One day my husband brought me home a copy of Volume I of Amy Dacyzyn's Tightwad Gazette.  (He proudly pointed out he'd gotten it at a used book store for 25¢).  I devoured the book.  Then I read it again.  Then I went to the library and got the sequels.

A miser monster was born.

The changes in my life are too numerous to mention.  The biggest change, really, is how much fun I have.  Figuring out how to spend less money has scratched all sorts of itches I'd felt -- the environmental itch to use fewer resources, the bleeding-heart itch to support local farmers, the competitive itch to do better than last year, the creative itch to make something great out of whatever is in front of me, the dutiful itch I have to share the wealth with others. The biggest trick was figuring out how to do all that while having fun.
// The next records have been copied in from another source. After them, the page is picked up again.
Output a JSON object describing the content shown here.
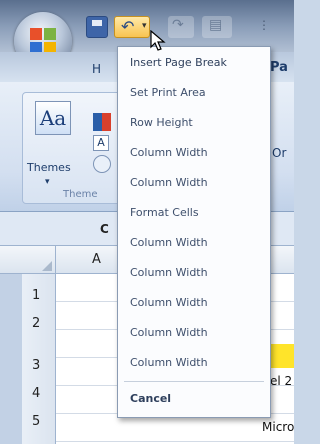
{
  "ribbon": {
    "tab_home_fragment": "H",
    "tab_page_layout_fragment": "Pa",
    "themes_label": "Themes",
    "themes_group_label": "Theme",
    "right_group_label_fragment": "Or"
  },
  "worksheet": {
    "name_box": "C",
    "column_header": "A",
    "rows": [
      "1",
      "2",
      "3",
      "4",
      "5"
    ],
    "cell_texts": [
      "el 2",
      "Micro"
    ]
  },
  "menu": {
    "items": [
      "Insert Page Break",
      "Set Print Area",
      "Row Height",
      "Column Width",
      "Column Width",
      "Format Cells",
      "Column Width",
      "Column Width",
      "Column Width",
      "Column Width",
      "Column Width",
      "Cancel"
    ]
  },
  "colors": {
    "accent_yellow": "#ffe42a",
    "menu_text": "#3e4f6c",
    "ribbon_blue": "#d3dff0"
  }
}
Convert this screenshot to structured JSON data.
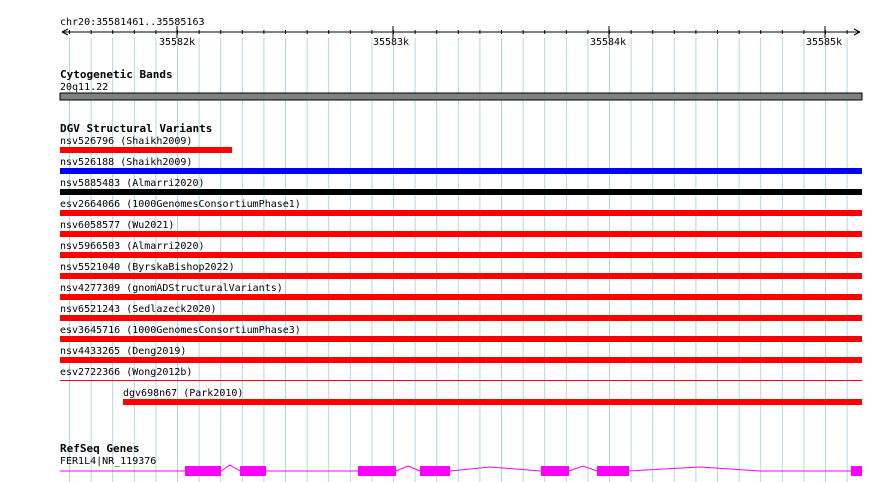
{
  "ruler": {
    "location": "chr20:35581461..35585163",
    "ticks": [
      "35582k",
      "35583k",
      "35584k",
      "35585k"
    ]
  },
  "tracks": {
    "cytoband": {
      "title": "Cytogenetic Bands",
      "band": "20q11.22",
      "color": "#808080"
    },
    "dgv": {
      "title": "DGV Structural Variants",
      "colors": {
        "loss": "#ff0000",
        "gain": "#0000ff",
        "complex": "#000000"
      },
      "items": [
        {
          "label": "nsv526796 (Shaikh2009)",
          "type": "loss"
        },
        {
          "label": "nsv526188 (Shaikh2009)",
          "type": "gain"
        },
        {
          "label": "nsv5885483 (Almarri2020)",
          "type": "complex"
        },
        {
          "label": "esv2664066 (1000GenomesConsortiumPhase1)",
          "type": "loss"
        },
        {
          "label": "nsv6058577 (Wu2021)",
          "type": "loss"
        },
        {
          "label": "nsv5966503 (Almarri2020)",
          "type": "loss"
        },
        {
          "label": "nsv5521040 (ByrskaBishop2022)",
          "type": "loss"
        },
        {
          "label": "nsv4277309 (gnomADStructuralVariants)",
          "type": "loss"
        },
        {
          "label": "nsv6521243 (Sedlazeck2020)",
          "type": "loss"
        },
        {
          "label": "esv3645716 (1000GenomesConsortiumPhase3)",
          "type": "loss"
        },
        {
          "label": "nsv4433265 (Deng2019)",
          "type": "loss"
        },
        {
          "label": "esv2722366 (Wong2012b)",
          "type": "loss"
        },
        {
          "label": "dgv698n67 (Park2010)",
          "type": "loss"
        }
      ]
    },
    "refseq": {
      "title": "RefSeq Genes",
      "gene": "FER1L4|NR_119376",
      "color": "#ff00ff"
    }
  }
}
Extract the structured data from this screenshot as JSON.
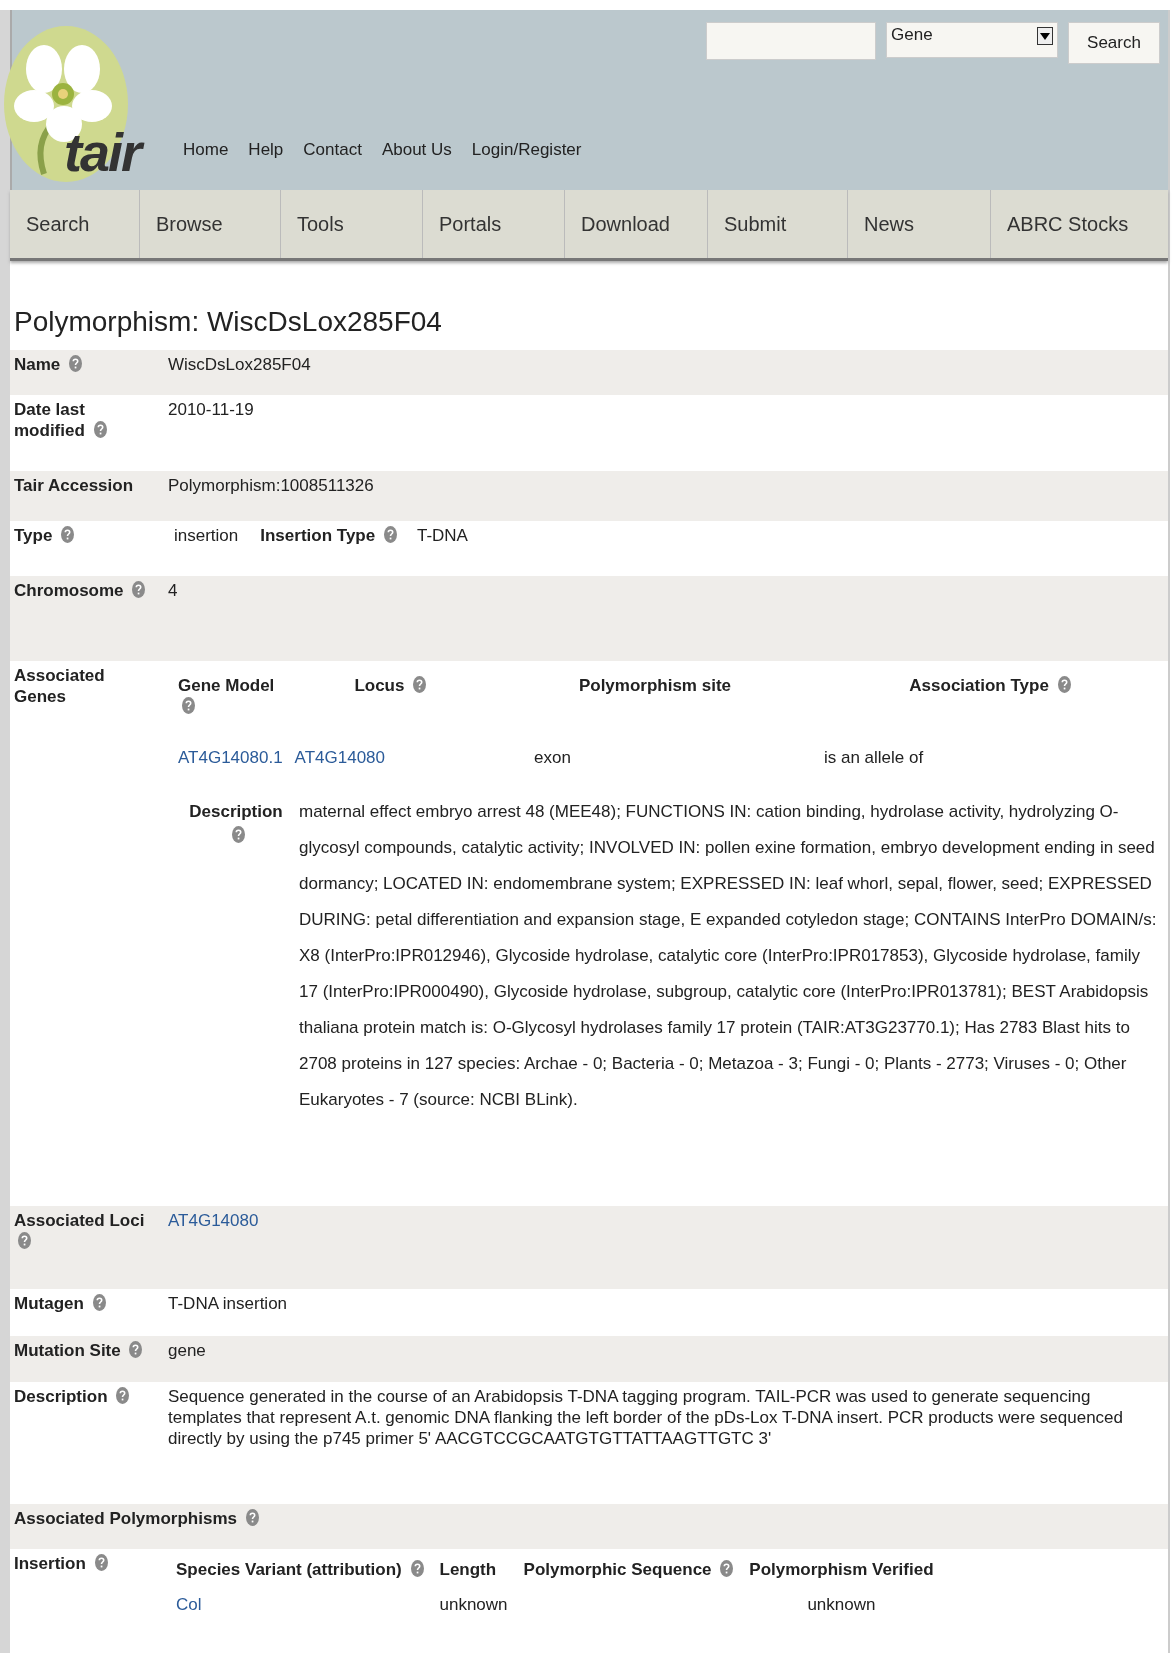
{
  "header": {
    "logo_text": "tair",
    "search_select": "Gene",
    "search_button": "Search"
  },
  "top_links": [
    "Home",
    "Help",
    "Contact",
    "About Us",
    "Login/Register"
  ],
  "nav_tabs": [
    "Search",
    "Browse",
    "Tools",
    "Portals",
    "Download",
    "Submit",
    "News",
    "ABRC Stocks"
  ],
  "title": "Polymorphism: WiscDsLox285F04",
  "rows": [
    {
      "kind": "text",
      "label": "Name",
      "help": true,
      "value": "WiscDsLox285F04"
    },
    {
      "kind": "text",
      "label": "Date last modified",
      "help": true,
      "value": "2010-11-19"
    },
    {
      "kind": "text",
      "label": "Tair Accession",
      "help": false,
      "value": "Polymorphism:1008511326"
    },
    {
      "kind": "pair",
      "label": "Type",
      "help": true,
      "value": "insertion",
      "sub_label": "Insertion Type",
      "sub_help": true,
      "sub_value": "T-DNA"
    },
    {
      "kind": "text",
      "label": "Chromosome",
      "help": true,
      "value": "4"
    },
    {
      "kind": "genes",
      "label": "Associated Genes",
      "help": false,
      "columns": [
        {
          "label": "Gene Model",
          "help": true
        },
        {
          "label": "Locus",
          "help": true
        },
        {
          "label": "Polymorphism site",
          "help": false
        },
        {
          "label": "Association Type",
          "help": true
        }
      ],
      "genes": [
        {
          "gene_model": "AT4G14080.1",
          "locus": "AT4G14080",
          "site": "exon",
          "association_type": "is an allele of"
        }
      ],
      "description": {
        "label": "Description",
        "help": true,
        "text": "maternal effect embryo arrest 48 (MEE48); FUNCTIONS IN: cation binding, hydrolase activity, hydrolyzing O-glycosyl compounds, catalytic activity; INVOLVED IN: pollen exine formation, embryo development ending in seed dormancy; LOCATED IN: endomembrane system; EXPRESSED IN: leaf whorl, sepal, flower, seed; EXPRESSED DURING: petal differentiation and expansion stage, E expanded cotyledon stage; CONTAINS InterPro DOMAIN/s: X8 (InterPro:IPR012946), Glycoside hydrolase, catalytic core (InterPro:IPR017853), Glycoside hydrolase, family 17 (InterPro:IPR000490), Glycoside hydrolase, subgroup, catalytic core (InterPro:IPR013781); BEST Arabidopsis thaliana protein match is: O-Glycosyl hydrolases family 17 protein (TAIR:AT3G23770.1); Has 2783 Blast hits to 2708 proteins in 127 species: Archae - 0; Bacteria - 0; Metazoa - 3; Fungi - 0; Plants - 2773; Viruses - 0; Other Eukaryotes - 7 (source: NCBI BLink)."
      }
    },
    {
      "kind": "link",
      "label": "Associated Loci",
      "help": true,
      "value": "AT4G14080"
    },
    {
      "kind": "text",
      "label": "Mutagen",
      "help": true,
      "value": "T-DNA insertion"
    },
    {
      "kind": "text",
      "label": "Mutation Site",
      "help": true,
      "value": "gene"
    },
    {
      "kind": "text",
      "label": "Description",
      "help": true,
      "value": "Sequence generated in the course of an Arabidopsis T-DNA tagging program. TAIL-PCR was used to generate sequencing templates that represent A.t. genomic DNA flanking the left border of the pDs-Lox T-DNA insert. PCR products were sequenced directly by using the p745 primer 5' AACGTCCGCAATGTGTTATTAAGTTGTC 3'"
    },
    {
      "kind": "heading",
      "label": "Associated Polymorphisms",
      "help": true
    },
    {
      "kind": "variants",
      "label": "Insertion",
      "help": true,
      "columns": [
        {
          "label": "Species Variant (attribution)",
          "help": true
        },
        {
          "label": "Length",
          "help": false
        },
        {
          "label": "Polymorphic Sequence",
          "help": true
        },
        {
          "label": "Polymorphism Verified",
          "help": false
        }
      ],
      "variants": [
        {
          "species_variant": "Col",
          "length": "unknown",
          "polymorphism_verified": "unknown"
        }
      ]
    }
  ]
}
Not only have we made it through the worst of the bad-financial times (knock on wood), but I've turned all those early negative emotions of fear/resentment into what's almost really thrill-seeking.  That's what surprises me most -- I thought miserliness was deprivation, but it's really an outlet for creativity.  Even when the big bad debt is no longer knocking at our door, I'll be yard saling, mending, gardening, canning.  As Amy Dacyzyn says, "Even millionaires need to wash out their plastic bags (or hire someone to do it for them.)"  I've become a merry miser.